Swelling, Structure, and Phase Stability of Compressible Microgels

TL;DR

This study uses Monte Carlo simulations to explore how microgel particles swell, deswell, and influence phase behavior under varying environmental conditions, revealing effects of compressibility and size fluctuations on crystallization and polydispersity.

Contribution

It introduces a simulation model that incorporates particle compressibility and size fluctuations based on the Flory-Rehner theory, advancing understanding of microgel suspension behavior.

Findings

Compressibility and size fluctuations suppress crystallization.

Microgels deswell at high densities, increasing polydispersity.

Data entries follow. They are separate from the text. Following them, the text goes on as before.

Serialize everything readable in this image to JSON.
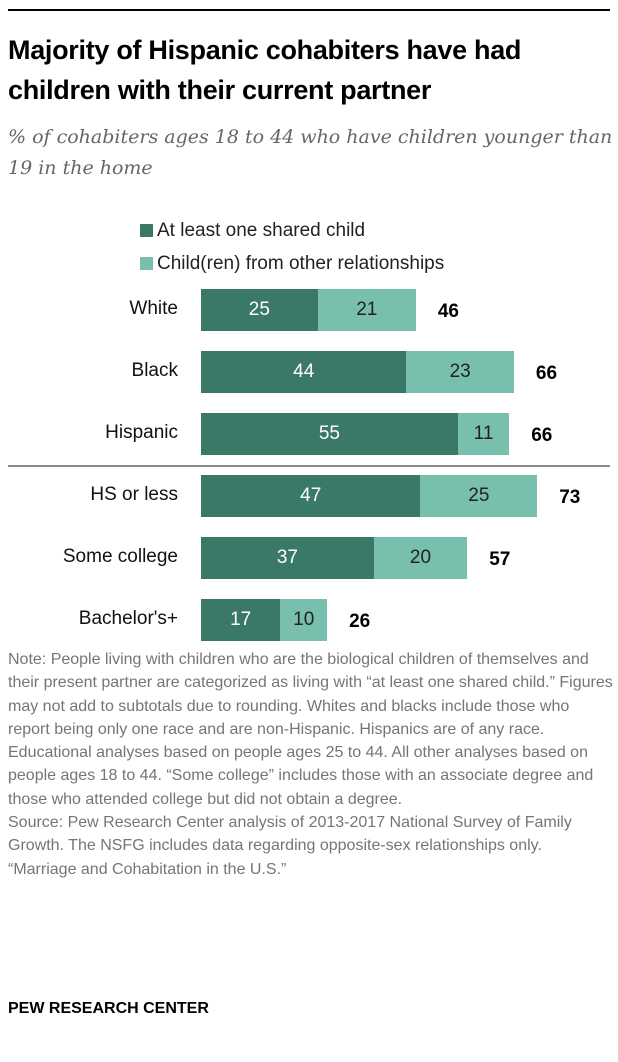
{
  "title": "Majority of Hispanic cohabiters have had children with their current partner",
  "subtitle": "% of cohabiters ages 18 to 44 who have children younger than 19 in the home",
  "colors": {
    "shared": "#3a7868",
    "other": "#78bfad"
  },
  "chart_data": {
    "type": "bar",
    "orientation": "horizontal-stacked",
    "categories": [
      "White",
      "Black",
      "Hispanic",
      "HS or less",
      "Some college",
      "Bachelor's+"
    ],
    "series": [
      {
        "name": "At least one shared child",
        "values": [
          25,
          44,
          55,
          47,
          37,
          17
        ]
      },
      {
        "name": "Child(ren) from other relationships",
        "values": [
          21,
          23,
          11,
          25,
          20,
          10
        ]
      }
    ],
    "totals": [
      46,
      66,
      66,
      73,
      57,
      26
    ],
    "legend_placement": "top"
  },
  "notes": [
    "Note: People living with children who are the biological children of themselves and their present partner are categorized as living with “at least one shared child.” Figures may not add to subtotals due to rounding. Whites and blacks include those who report being only one race and are non-Hispanic. Hispanics are of any race. Educational analyses based on people ages 25 to 44. All other analyses based on people ages 18 to 44. “Some college” includes those with an associate degree and those who attended college but did not obtain a degree.",
    "Source: Pew Research Center analysis of 2013-2017 National Survey of Family Growth. The NSFG includes data regarding opposite-sex relationships only.",
    "“Marriage and Cohabitation in the U.S.”"
  ],
  "footer": "PEW RESEARCH CENTER"
}
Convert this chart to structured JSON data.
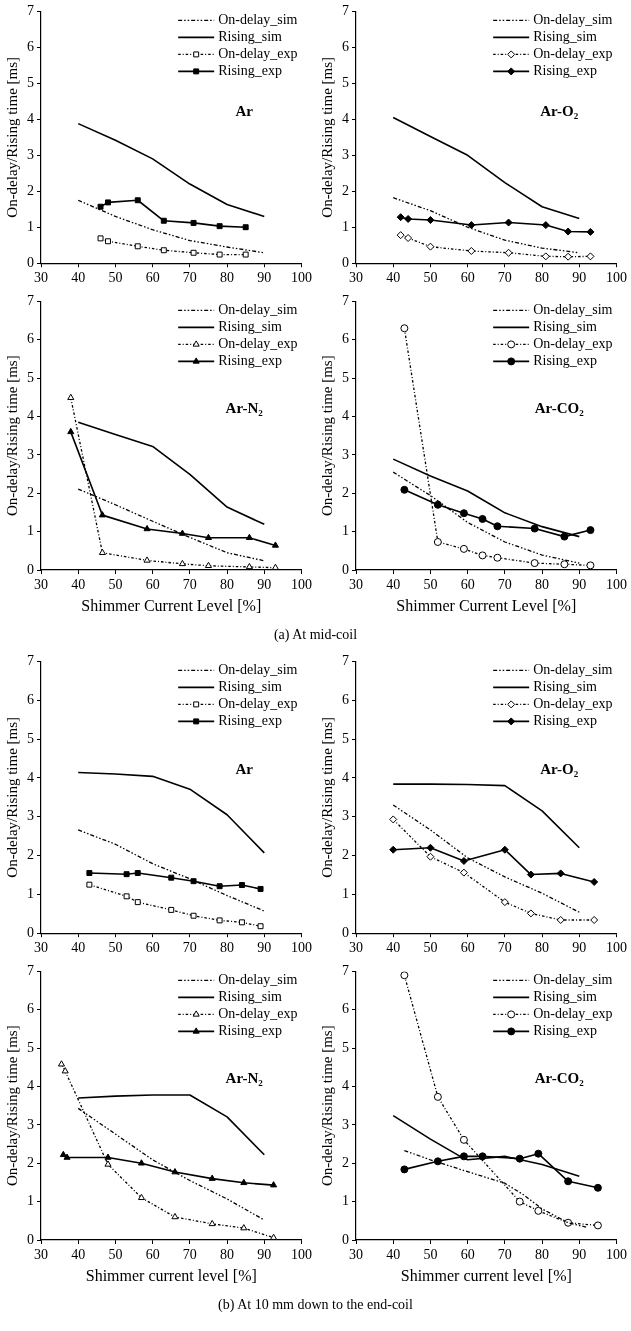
{
  "chart_data": [
    {
      "type": "line",
      "ylabel": "On-delay/Rising time [ms]",
      "xlim": [
        30,
        100
      ],
      "ylim": [
        0,
        7
      ],
      "xticks": [
        30,
        40,
        50,
        60,
        70,
        80,
        90,
        100
      ],
      "yticks": [
        0,
        1,
        2,
        3,
        4,
        5,
        6,
        7
      ],
      "grid": false,
      "legend": "top right",
      "annotations": [
        "Ar"
      ],
      "series": [
        {
          "name": "On-delay_sim",
          "color": "#000000",
          "line_style": "dashed",
          "marker": "none",
          "x": [
            40,
            50,
            60,
            70,
            80,
            90
          ],
          "values": [
            1.75,
            1.3,
            0.93,
            0.63,
            0.45,
            0.29
          ]
        },
        {
          "name": "Rising_sim",
          "color": "#000000",
          "line_style": "solid",
          "marker": "none",
          "x": [
            40,
            50,
            60,
            70,
            80,
            90
          ],
          "values": [
            3.88,
            3.42,
            2.9,
            2.2,
            1.63,
            1.3
          ]
        },
        {
          "name": "On-delay_exp",
          "color": "#000000",
          "line_style": "dotted",
          "marker": "square",
          "x": [
            46,
            48,
            56,
            63,
            71,
            78,
            85
          ],
          "values": [
            0.69,
            0.61,
            0.47,
            0.36,
            0.29,
            0.24,
            0.24
          ]
        },
        {
          "name": "Rising_exp",
          "color": "#000000",
          "line_style": "solid",
          "marker": "square",
          "x": [
            46,
            48,
            56,
            63,
            71,
            78,
            85
          ],
          "values": [
            1.57,
            1.69,
            1.75,
            1.18,
            1.12,
            1.03,
            1.0
          ]
        }
      ]
    },
    {
      "type": "line",
      "ylabel": "On-delay/Rising time [ms]",
      "xlim": [
        30,
        100
      ],
      "ylim": [
        0,
        7
      ],
      "xticks": [
        30,
        40,
        50,
        60,
        70,
        80,
        90,
        100
      ],
      "yticks": [
        0,
        1,
        2,
        3,
        4,
        5,
        6,
        7
      ],
      "grid": false,
      "legend": "top right",
      "annotations": [
        "Ar-O₂"
      ],
      "series": [
        {
          "name": "On-delay_sim",
          "color": "#000000",
          "line_style": "dashed",
          "marker": "none",
          "x": [
            40,
            50,
            60,
            70,
            80,
            90
          ],
          "values": [
            1.82,
            1.46,
            1.0,
            0.64,
            0.42,
            0.29
          ]
        },
        {
          "name": "Rising_sim",
          "color": "#000000",
          "line_style": "solid",
          "marker": "none",
          "x": [
            40,
            50,
            60,
            70,
            80,
            90
          ],
          "values": [
            4.05,
            3.52,
            3.0,
            2.24,
            1.57,
            1.24
          ]
        },
        {
          "name": "On-delay_exp",
          "color": "#000000",
          "line_style": "dotted",
          "marker": "diamond",
          "x": [
            42,
            44,
            50,
            61,
            71,
            81,
            87,
            93
          ],
          "values": [
            0.78,
            0.7,
            0.46,
            0.34,
            0.29,
            0.19,
            0.18,
            0.19
          ]
        },
        {
          "name": "Rising_exp",
          "color": "#000000",
          "line_style": "solid",
          "marker": "diamond",
          "x": [
            42,
            44,
            50,
            61,
            71,
            81,
            87,
            93
          ],
          "values": [
            1.28,
            1.23,
            1.2,
            1.06,
            1.13,
            1.06,
            0.88,
            0.87
          ]
        }
      ]
    },
    {
      "type": "line",
      "xlabel": "Shimmer Current Level [%]",
      "ylabel": "On-delay/Rising time [ms]",
      "xlim": [
        30,
        100
      ],
      "ylim": [
        0,
        7
      ],
      "xticks": [
        30,
        40,
        50,
        60,
        70,
        80,
        90,
        100
      ],
      "yticks": [
        0,
        1,
        2,
        3,
        4,
        5,
        6,
        7
      ],
      "grid": false,
      "legend": "top right",
      "annotations": [
        "Ar-N₂",
        "(a) At mid-coil"
      ],
      "series": [
        {
          "name": "On-delay_sim",
          "color": "#000000",
          "line_style": "dashed",
          "marker": "none",
          "x": [
            40,
            50,
            60,
            70,
            80,
            90
          ],
          "values": [
            2.11,
            1.7,
            1.27,
            0.85,
            0.45,
            0.24
          ]
        },
        {
          "name": "Rising_sim",
          "color": "#000000",
          "line_style": "solid",
          "marker": "none",
          "x": [
            40,
            50,
            60,
            70,
            80,
            90
          ],
          "values": [
            3.85,
            3.53,
            3.22,
            2.49,
            1.64,
            1.19
          ]
        },
        {
          "name": "On-delay_exp",
          "color": "#000000",
          "line_style": "dotted",
          "marker": "triangle",
          "x": [
            38,
            46.5,
            58.5,
            68,
            75,
            86,
            93
          ],
          "values": [
            4.49,
            0.45,
            0.25,
            0.16,
            0.11,
            0.08,
            0.06
          ]
        },
        {
          "name": "Rising_exp",
          "color": "#000000",
          "line_style": "solid",
          "marker": "triangle",
          "x": [
            38,
            46.5,
            58.5,
            68,
            75,
            86,
            93
          ],
          "values": [
            3.6,
            1.43,
            1.07,
            0.95,
            0.84,
            0.84,
            0.64
          ]
        }
      ]
    },
    {
      "type": "line",
      "xlabel": "Shimmer Current Level [%]",
      "ylabel": "On-delay/Rising time [ms]",
      "xlim": [
        30,
        100
      ],
      "ylim": [
        0,
        7
      ],
      "xticks": [
        30,
        40,
        50,
        60,
        70,
        80,
        90,
        100
      ],
      "yticks": [
        0,
        1,
        2,
        3,
        4,
        5,
        6,
        7
      ],
      "grid": false,
      "legend": "top right",
      "annotations": [
        "Ar-CO₂"
      ],
      "series": [
        {
          "name": "On-delay_sim",
          "color": "#000000",
          "line_style": "dashed",
          "marker": "none",
          "x": [
            40,
            50,
            60,
            70,
            80,
            90
          ],
          "values": [
            2.55,
            1.94,
            1.24,
            0.73,
            0.39,
            0.18
          ]
        },
        {
          "name": "Rising_sim",
          "color": "#000000",
          "line_style": "solid",
          "marker": "none",
          "x": [
            40,
            50,
            60,
            70,
            80,
            90
          ],
          "values": [
            2.89,
            2.45,
            2.06,
            1.49,
            1.13,
            0.87
          ]
        },
        {
          "name": "On-delay_exp",
          "color": "#000000",
          "line_style": "dotted",
          "marker": "circle",
          "x": [
            43,
            52,
            59,
            64,
            68,
            78,
            86,
            93
          ],
          "values": [
            6.3,
            0.73,
            0.55,
            0.38,
            0.32,
            0.18,
            0.15,
            0.12
          ]
        },
        {
          "name": "Rising_exp",
          "color": "#000000",
          "line_style": "solid",
          "marker": "circle",
          "x": [
            43,
            52,
            59,
            64,
            68,
            78,
            86,
            93
          ],
          "values": [
            2.09,
            1.7,
            1.48,
            1.33,
            1.14,
            1.08,
            0.87,
            1.04
          ]
        }
      ]
    },
    {
      "type": "line",
      "ylabel": "On-delay/Rising time [ms]",
      "xlim": [
        30,
        100
      ],
      "ylim": [
        0,
        7
      ],
      "xticks": [
        30,
        40,
        50,
        60,
        70,
        80,
        90,
        100
      ],
      "yticks": [
        0,
        1,
        2,
        3,
        4,
        5,
        6,
        7
      ],
      "grid": false,
      "legend": "top right",
      "annotations": [
        "Ar"
      ],
      "series": [
        {
          "name": "On-delay_sim",
          "color": "#000000",
          "line_style": "dashed",
          "marker": "none",
          "x": [
            40,
            50,
            60,
            70,
            80,
            90
          ],
          "values": [
            2.66,
            2.29,
            1.79,
            1.4,
            0.97,
            0.57
          ]
        },
        {
          "name": "Rising_sim",
          "color": "#000000",
          "line_style": "solid",
          "marker": "none",
          "x": [
            40,
            50,
            60,
            70,
            80,
            90
          ],
          "values": [
            4.14,
            4.1,
            4.04,
            3.71,
            3.05,
            2.07
          ]
        },
        {
          "name": "On-delay_exp",
          "color": "#000000",
          "line_style": "dotted",
          "marker": "square",
          "x": [
            43,
            53,
            56,
            65,
            71,
            78,
            84,
            89
          ],
          "values": [
            1.25,
            0.95,
            0.8,
            0.6,
            0.45,
            0.33,
            0.28,
            0.18
          ]
        },
        {
          "name": "Rising_exp",
          "color": "#000000",
          "line_style": "solid",
          "marker": "square",
          "x": [
            43,
            53,
            56,
            65,
            71,
            78,
            84,
            89
          ],
          "values": [
            1.55,
            1.52,
            1.55,
            1.43,
            1.34,
            1.21,
            1.24,
            1.14
          ]
        }
      ]
    },
    {
      "type": "line",
      "ylabel": "On-delay/Rising time [ms]",
      "xlim": [
        30,
        100
      ],
      "ylim": [
        0,
        7
      ],
      "xticks": [
        30,
        40,
        50,
        60,
        70,
        80,
        90,
        100
      ],
      "yticks": [
        0,
        1,
        2,
        3,
        4,
        5,
        6,
        7
      ],
      "grid": false,
      "legend": "top right",
      "annotations": [
        "Ar-O₂"
      ],
      "series": [
        {
          "name": "On-delay_sim",
          "color": "#000000",
          "line_style": "dashed",
          "marker": "none",
          "x": [
            40,
            50,
            60,
            70,
            80,
            90
          ],
          "values": [
            3.3,
            2.66,
            1.94,
            1.45,
            1.03,
            0.54
          ]
        },
        {
          "name": "Rising_sim",
          "color": "#000000",
          "line_style": "solid",
          "marker": "none",
          "x": [
            40,
            50,
            60,
            70,
            80,
            90
          ],
          "values": [
            3.84,
            3.84,
            3.83,
            3.8,
            3.15,
            2.2
          ]
        },
        {
          "name": "On-delay_exp",
          "color": "#000000",
          "line_style": "dotted",
          "marker": "diamond",
          "x": [
            40,
            50,
            59,
            70,
            77,
            85,
            94
          ],
          "values": [
            2.93,
            1.97,
            1.56,
            0.8,
            0.51,
            0.34,
            0.34
          ]
        },
        {
          "name": "Rising_exp",
          "color": "#000000",
          "line_style": "solid",
          "marker": "diamond",
          "x": [
            40,
            50,
            59,
            70,
            77,
            85,
            94
          ],
          "values": [
            2.15,
            2.2,
            1.86,
            2.15,
            1.51,
            1.54,
            1.32
          ]
        }
      ]
    },
    {
      "type": "line",
      "xlabel": "Shimmer current level [%]",
      "ylabel": "On-delay/Rising time [ms]",
      "xlim": [
        30,
        100
      ],
      "ylim": [
        0,
        7
      ],
      "xticks": [
        30,
        40,
        50,
        60,
        70,
        80,
        90,
        100
      ],
      "yticks": [
        0,
        1,
        2,
        3,
        4,
        5,
        6,
        7
      ],
      "grid": false,
      "legend": "top right",
      "annotations": [
        "Ar-N₂",
        "(b) At 10 mm down to the end-coil"
      ],
      "series": [
        {
          "name": "On-delay_sim",
          "color": "#000000",
          "line_style": "dashed",
          "marker": "none",
          "x": [
            40,
            50,
            60,
            70,
            80,
            90
          ],
          "values": [
            3.43,
            2.76,
            2.09,
            1.55,
            1.07,
            0.52
          ]
        },
        {
          "name": "Rising_sim",
          "color": "#000000",
          "line_style": "solid",
          "marker": "none",
          "x": [
            40,
            50,
            60,
            70,
            80,
            90
          ],
          "values": [
            3.7,
            3.75,
            3.78,
            3.78,
            3.21,
            2.22
          ]
        },
        {
          "name": "On-delay_exp",
          "color": "#000000",
          "line_style": "dotted",
          "marker": "triangle",
          "x": [
            35.5,
            36.5,
            48,
            57,
            66,
            76,
            84.5,
            92.5
          ],
          "values": [
            4.58,
            4.4,
            1.97,
            1.1,
            0.6,
            0.42,
            0.31,
            0.06
          ]
        },
        {
          "name": "Rising_exp",
          "color": "#000000",
          "line_style": "solid",
          "marker": "triangle",
          "x": [
            36,
            37,
            48,
            57,
            66,
            76,
            84.5,
            92.5
          ],
          "values": [
            2.22,
            2.15,
            2.15,
            2.0,
            1.77,
            1.6,
            1.49,
            1.43
          ]
        }
      ]
    },
    {
      "type": "line",
      "xlabel": "Shimmer current level [%]",
      "ylabel": "On-delay/Rising time [ms]",
      "xlim": [
        30,
        100
      ],
      "ylim": [
        0,
        7
      ],
      "xticks": [
        30,
        40,
        50,
        60,
        70,
        80,
        90,
        100
      ],
      "yticks": [
        0,
        1,
        2,
        3,
        4,
        5,
        6,
        7
      ],
      "grid": false,
      "legend": "top right",
      "annotations": [
        "Ar-CO₂"
      ],
      "series": [
        {
          "name": "On-delay_sim",
          "color": "#000000",
          "line_style": "dashed",
          "marker": "none",
          "x": [
            43,
            50,
            60,
            70,
            75,
            80,
            87,
            92
          ],
          "values": [
            2.33,
            2.09,
            1.78,
            1.48,
            1.18,
            0.81,
            0.45,
            0.33
          ]
        },
        {
          "name": "Rising_sim",
          "color": "#000000",
          "line_style": "solid",
          "marker": "none",
          "x": [
            40,
            50,
            58,
            60,
            70,
            80,
            90
          ],
          "values": [
            3.24,
            2.63,
            2.18,
            2.09,
            2.18,
            1.97,
            1.66
          ]
        },
        {
          "name": "On-delay_exp",
          "color": "#000000",
          "line_style": "dotted",
          "marker": "circle",
          "x": [
            43,
            52,
            59,
            74,
            79,
            87,
            95
          ],
          "values": [
            6.9,
            3.73,
            2.61,
            1.0,
            0.76,
            0.45,
            0.38
          ]
        },
        {
          "name": "Rising_exp",
          "color": "#000000",
          "line_style": "solid",
          "marker": "circle",
          "x": [
            43,
            52,
            59,
            64,
            74,
            79,
            87,
            95
          ],
          "values": [
            1.84,
            2.05,
            2.18,
            2.18,
            2.12,
            2.25,
            1.53,
            1.36
          ]
        }
      ]
    }
  ]
}
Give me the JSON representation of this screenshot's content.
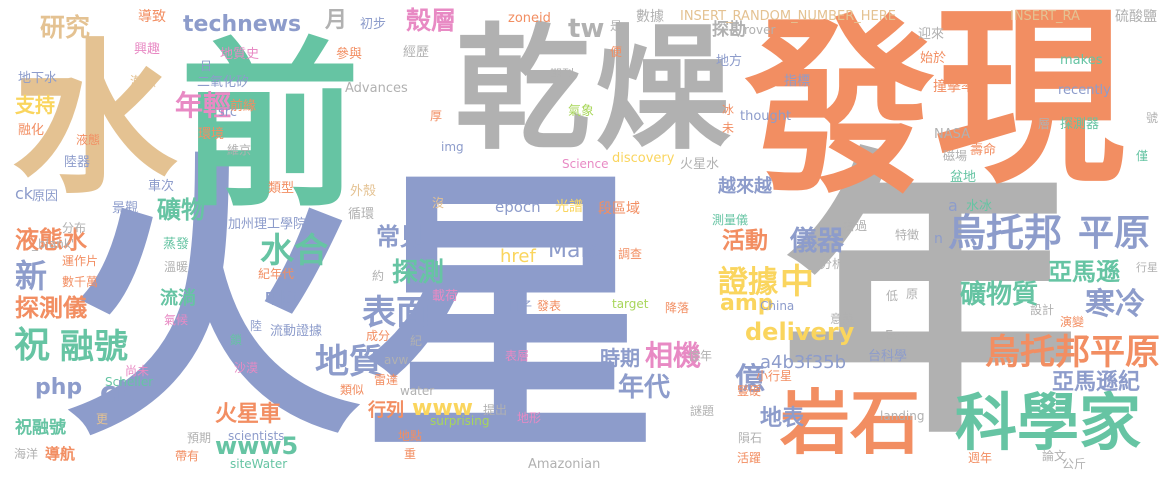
{
  "words": {
    "huo": "火",
    "xing": "星",
    "nian": "年",
    "fa": "發",
    "xian": "現",
    "shui": "水",
    "qian": "前",
    "gan": "乾",
    "zao": "燥",
    "kexuejia": "科學家",
    "yanshi": "岩石",
    "wutuobang": "烏托邦",
    "pingyuan": "平原",
    "wutuobangpingyuan": "烏托邦平原",
    "zhengju": "證據",
    "zhong": "中",
    "kuangwuzhi": "礦物質",
    "hanleng": "寒冷",
    "yamaxun": "亞馬遜",
    "yamaxunji": "亞馬遜紀",
    "delivery": "delivery",
    "amp": "amp",
    "huodong": "活動",
    "yiqi": "儀器",
    "biaomian": "表面",
    "changjian": "常見",
    "tance": "探測",
    "dizhi": "地質",
    "xiangji": "相機",
    "shiqi": "時期",
    "niandai": "年代",
    "www": "www",
    "www5": "www5",
    "mars": "Mars",
    "shuihe": "水合",
    "kuangwu": "礦物",
    "niantqing": "年輕",
    "keceng": "殼層",
    "yue": "月",
    "technews": "technews",
    "yanjiu": "研究",
    "tw": "tw",
    "zhu": "祝",
    "ronghao": "融號",
    "xin": "新",
    "yetaishui": "液態水",
    "tanceyi": "探測儀",
    "php": "php",
    "cb": "cb",
    "huoxingche": "火星車",
    "hangji": "行列",
    "yi": "億",
    "dibiao": "地表",
    "a4b3f35b": "a4b3f35b",
    "href": "href",
    "epoch": "epoch",
    "yuelaiyue": "越來越",
    "tankan": "探勘",
    "china_cn": "中國",
    "liutang": "流淌",
    "zhichi": "支持",
    "guangpu": "光譜",
    "duanquyu": "段區域",
    "zhuronghao": "祝融號",
    "insert1": "INSERT_RANDOM_NUMBER_HERE",
    "insert2": "INSERT_RA",
    "zoneid": "zoneid",
    "shuju": "數據",
    "daozhi": "導致",
    "liusuanyan": "硫酸鹽",
    "xingqi": "興趣",
    "dizhishi": "地質史",
    "chubu": "初步",
    "canyu": "參與",
    "jingli": "經歷",
    "dixiashui": "地下水",
    "erhuaxigui": "二氧化矽",
    "src": "src",
    "advances": "Advances",
    "qikan": "期刊",
    "makes": "makes",
    "recently": "recently",
    "zhuangjilv": "撞擊率",
    "kexue": "科學",
    "tanceqi": "探測器",
    "shiyu": "始於",
    "yinglai": "迎來",
    "zhibiao": "指標",
    "difang": "地方",
    "rover": "rover",
    "nasa": "NASA",
    "thought": "thought",
    "discovery": "discovery",
    "science": "Science",
    "qixiang": "氣象",
    "huoxingshui": "火星水",
    "cichang": "磁場",
    "shouming": "壽命",
    "pendi": "盆地",
    "shuibing": "水冰",
    "celiangyi": "測量儀",
    "cibing": "冰",
    "wei": "未",
    "hou": "厚",
    "img": "img",
    "chaoshi": "潮濕",
    "ronghua": "融化",
    "yetai": "液態",
    "luqi": "陸器",
    "huanjing": "環境",
    "qianyuan": "前緣",
    "weijing": "維京",
    "yuanyin": "原因",
    "ck": "ck",
    "chechi": "車次",
    "jingguan": "景觀",
    "leixing": "類型",
    "waike": "外殼",
    "xunhuan": "循環",
    "fenbu": "分布",
    "jiazhou": "加州理工學院",
    "blank": "_blank'",
    "zhengqi": "蒸發",
    "wennuan": "溫暖",
    "yunzuopian": "運作片",
    "shuqian": "數千萬",
    "qihou": "氣候",
    "jiniandai": "紀年代",
    "yue2": "約",
    "zaihe": "載荷",
    "liudong": "流動證據",
    "lu": "陸",
    "chengfen": "成分",
    "ji": "紀",
    "suo": "鎖",
    "avw": "avw",
    "shamo": "沙漠",
    "leisi": "類似",
    "leida": "雷達",
    "water": "water",
    "scheller": "Scheller",
    "shangwei": "尚未",
    "geng": "更",
    "yuqi": "預期",
    "scientists": "scientists",
    "daihang": "導航",
    "haiyang": "海洋",
    "daiyou": "帶有",
    "sitewater": "siteWater",
    "zhong2": "重",
    "surprising": "surprising",
    "didian": "地點",
    "tichu": "提出",
    "dixing": "地形",
    "biaoceng": "表層",
    "amazonian": "Amazonian",
    "rizi": "日子",
    "fabiao": "發表",
    "target": "target",
    "jiangluo": "降落",
    "china": "China",
    "diaocha": "調查",
    "fenxi": "分析",
    "mei": "沒",
    "xiaoxingxing": "小行星",
    "shubi": "豎硬",
    "yinian": "億年",
    "miti": "謎題",
    "yunshi": "隕石",
    "huoyue": "活躍",
    "landing": "landing",
    "taikexue": "台科學",
    "eva": "Eva",
    "yiyi": "意義",
    "di": "低",
    "yuan": "原",
    "sheji": "設計",
    "yanbian": "演變",
    "tezheng": "特徵",
    "kanguo": "看過",
    "zhouyear": "週年",
    "lunwen": "論文",
    "gongchi": "公斤",
    "hao": "號",
    "jin": "僅",
    "ceng": "層",
    "xingxing": "行星",
    "n": "n",
    "a": "a",
    "shi": "是",
    "bian": "便",
    "ri": "日"
  }
}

Freezing transition shifts to higher density with microgel softness.

Abstract

Microgels are soft colloidal particles that, when dispersed in a solvent, swell and deswell in response to changes in environmental conditions, such as temperature, concentration, and $p$H. Using Monte Carlo simulation, we model bulk suspensions of microgels that interact via Hertzian elastic interparticle forces and can expand or contract via trial moves that allow particles to change size in accordance with the Flory-Rehner free energy of cross-linked polymer gels. We monitor the influence of particle compressibility, size fluctuations, and concentration on bulk structural and thermal properties by computing particle swelling ratios, radial distribution functions, static structure factors, osmotic pressures, and freezing densities. For microgels in the nanoscale size range, particle compressibility and associated size fluctuations suppress crystallization, shifting the freezing transition to a higher density than for the hard-sphere fluid. As densities increase beyond close packing, microgels progressively deswell, while their intrinsic size distribution grows increasingly polydisperse.